I'm lazy. But it's the lazy people who invented the wheel and the bicycle because they didn't like walking or carrying things.
- Lech Wales
So instead of this binary, I hope to further dissect the choices... framing it instead as the slow vs the quick, the impactful vs the superficial, the long vs short term. The reason is that one of these criteria may be more salient than the other, whereas hard and easy is an emotional distinction.
In many cases, the hard way is the better way... as it includes the "extra" work of building a foundation, of following a proper process, of developing a new skill set, of documenting and reporting to other stakeholders.

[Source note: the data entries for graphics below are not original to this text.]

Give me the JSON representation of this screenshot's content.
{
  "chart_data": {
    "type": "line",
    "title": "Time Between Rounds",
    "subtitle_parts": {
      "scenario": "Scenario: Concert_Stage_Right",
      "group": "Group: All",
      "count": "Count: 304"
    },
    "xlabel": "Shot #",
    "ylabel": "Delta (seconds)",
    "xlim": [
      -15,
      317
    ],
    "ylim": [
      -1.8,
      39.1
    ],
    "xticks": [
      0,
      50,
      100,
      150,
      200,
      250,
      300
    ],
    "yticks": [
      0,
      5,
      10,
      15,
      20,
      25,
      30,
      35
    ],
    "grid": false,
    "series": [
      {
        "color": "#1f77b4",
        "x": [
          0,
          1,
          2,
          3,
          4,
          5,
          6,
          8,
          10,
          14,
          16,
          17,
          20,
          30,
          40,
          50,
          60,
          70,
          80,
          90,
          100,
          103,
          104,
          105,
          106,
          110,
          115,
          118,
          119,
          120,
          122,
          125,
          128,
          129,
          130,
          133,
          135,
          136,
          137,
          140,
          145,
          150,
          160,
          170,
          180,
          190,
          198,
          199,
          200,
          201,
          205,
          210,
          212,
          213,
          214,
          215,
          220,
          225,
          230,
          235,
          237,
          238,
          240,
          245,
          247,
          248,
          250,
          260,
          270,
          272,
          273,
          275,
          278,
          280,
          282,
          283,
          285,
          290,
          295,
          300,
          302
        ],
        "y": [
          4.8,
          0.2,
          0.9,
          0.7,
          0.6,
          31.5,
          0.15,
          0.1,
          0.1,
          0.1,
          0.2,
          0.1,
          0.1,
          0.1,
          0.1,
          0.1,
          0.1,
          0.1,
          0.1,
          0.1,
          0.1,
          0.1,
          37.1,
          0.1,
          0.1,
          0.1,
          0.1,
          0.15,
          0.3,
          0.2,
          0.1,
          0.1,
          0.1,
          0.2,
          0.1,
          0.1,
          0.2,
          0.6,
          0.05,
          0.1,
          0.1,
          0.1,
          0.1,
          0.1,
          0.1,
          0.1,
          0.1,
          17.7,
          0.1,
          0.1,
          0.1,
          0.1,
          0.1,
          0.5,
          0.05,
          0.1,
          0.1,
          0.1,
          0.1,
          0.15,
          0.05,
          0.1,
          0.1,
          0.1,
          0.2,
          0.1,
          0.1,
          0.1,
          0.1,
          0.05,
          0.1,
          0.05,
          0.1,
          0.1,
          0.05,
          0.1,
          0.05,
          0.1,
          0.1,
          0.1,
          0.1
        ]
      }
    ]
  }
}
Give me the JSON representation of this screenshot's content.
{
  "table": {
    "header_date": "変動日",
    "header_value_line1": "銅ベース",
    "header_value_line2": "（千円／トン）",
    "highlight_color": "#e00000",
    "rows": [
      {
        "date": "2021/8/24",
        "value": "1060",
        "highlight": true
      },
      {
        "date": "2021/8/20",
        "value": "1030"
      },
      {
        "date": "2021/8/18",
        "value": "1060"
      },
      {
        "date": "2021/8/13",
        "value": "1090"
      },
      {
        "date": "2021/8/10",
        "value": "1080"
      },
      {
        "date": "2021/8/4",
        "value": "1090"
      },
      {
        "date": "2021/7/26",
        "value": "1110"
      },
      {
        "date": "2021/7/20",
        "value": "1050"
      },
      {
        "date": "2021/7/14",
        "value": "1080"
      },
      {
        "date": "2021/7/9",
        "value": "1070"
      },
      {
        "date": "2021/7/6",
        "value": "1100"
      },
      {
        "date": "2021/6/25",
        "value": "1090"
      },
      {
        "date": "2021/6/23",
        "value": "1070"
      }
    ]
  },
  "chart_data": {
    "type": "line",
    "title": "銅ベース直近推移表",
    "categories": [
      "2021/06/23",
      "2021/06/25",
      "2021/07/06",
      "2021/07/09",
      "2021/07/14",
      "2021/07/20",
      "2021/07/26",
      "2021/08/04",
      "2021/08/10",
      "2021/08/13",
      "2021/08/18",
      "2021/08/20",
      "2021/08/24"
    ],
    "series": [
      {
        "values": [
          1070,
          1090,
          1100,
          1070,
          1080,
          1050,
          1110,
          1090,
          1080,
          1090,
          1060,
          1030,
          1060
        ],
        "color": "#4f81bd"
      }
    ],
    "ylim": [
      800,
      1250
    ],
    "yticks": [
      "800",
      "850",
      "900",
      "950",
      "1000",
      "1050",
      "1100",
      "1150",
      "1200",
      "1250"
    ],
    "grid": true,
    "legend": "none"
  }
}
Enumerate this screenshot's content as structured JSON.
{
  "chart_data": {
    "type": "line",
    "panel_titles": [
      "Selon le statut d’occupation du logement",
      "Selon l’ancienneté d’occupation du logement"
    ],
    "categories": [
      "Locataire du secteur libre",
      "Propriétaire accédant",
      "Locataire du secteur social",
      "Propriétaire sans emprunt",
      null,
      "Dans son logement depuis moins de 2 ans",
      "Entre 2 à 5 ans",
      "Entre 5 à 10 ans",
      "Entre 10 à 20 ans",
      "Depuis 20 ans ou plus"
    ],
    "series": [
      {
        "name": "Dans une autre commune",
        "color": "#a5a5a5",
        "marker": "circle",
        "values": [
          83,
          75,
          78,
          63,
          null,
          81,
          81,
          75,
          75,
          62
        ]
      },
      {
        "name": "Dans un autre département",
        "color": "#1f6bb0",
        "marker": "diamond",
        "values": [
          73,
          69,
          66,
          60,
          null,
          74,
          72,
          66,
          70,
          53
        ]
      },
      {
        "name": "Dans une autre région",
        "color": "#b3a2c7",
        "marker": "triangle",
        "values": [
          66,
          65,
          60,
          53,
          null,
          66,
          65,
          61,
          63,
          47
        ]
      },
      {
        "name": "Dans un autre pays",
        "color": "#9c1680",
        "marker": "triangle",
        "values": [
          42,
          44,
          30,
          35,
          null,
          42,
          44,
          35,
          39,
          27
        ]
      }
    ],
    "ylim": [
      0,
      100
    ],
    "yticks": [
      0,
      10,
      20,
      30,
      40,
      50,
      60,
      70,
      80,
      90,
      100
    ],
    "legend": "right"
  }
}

Each of these side-effects of the hard way is valuable, but it's worth noting that it is a side-effect... and might not necessarily directly impact the result either. The hard way also implies it might require additional resources, time and know-how; things that may be in short supply. It asks what's most important at this time... again, what's the most salient criteria?
On the other hand, the easy way can be better... for it's speed, simplicity, or lightness of resources. The easy way seems to aim directly at solving the problem. Many times, upon reflection later the easy way is also the most obvious way, but again only in retrospect.
This is because we are so often conditioned to do things "properly" that simple solutions might not even occur to us. Or we might actually believe the hard way is the only way. Or that the "benefits" of the hard way listed above, are somehow inherently superior, due only to the fact that difficulty involved... or similarly, that the easy way is inherently inferior.
Yet the hard way also might the heroic willingness to fail, a commitment to a larger principle or vision, or an acceptance of potential sacrafice, pain, and danger. While this is a romantic idealization this is an emotional association, a romantic idolization of the hard way.
But again, in praise of the easy way, speed allows for additional time to recover, additional time for experimentation, additional time/resources to focus on other important issues. Simplicity is sublime. In this world of bloated excess, gaudy ornamentation, or obfuscating detailing, simplicity is a welcomed breathe of fresh air.
There is no handy rubric to use to know which strategy is best. Instead, I hope to have expanded the dichotomy of hard/easy along a multitude of other dimensions and axises. And in doing so, with that additional complexity, hope to nudge the founder towards a more considered and self-empathetic view.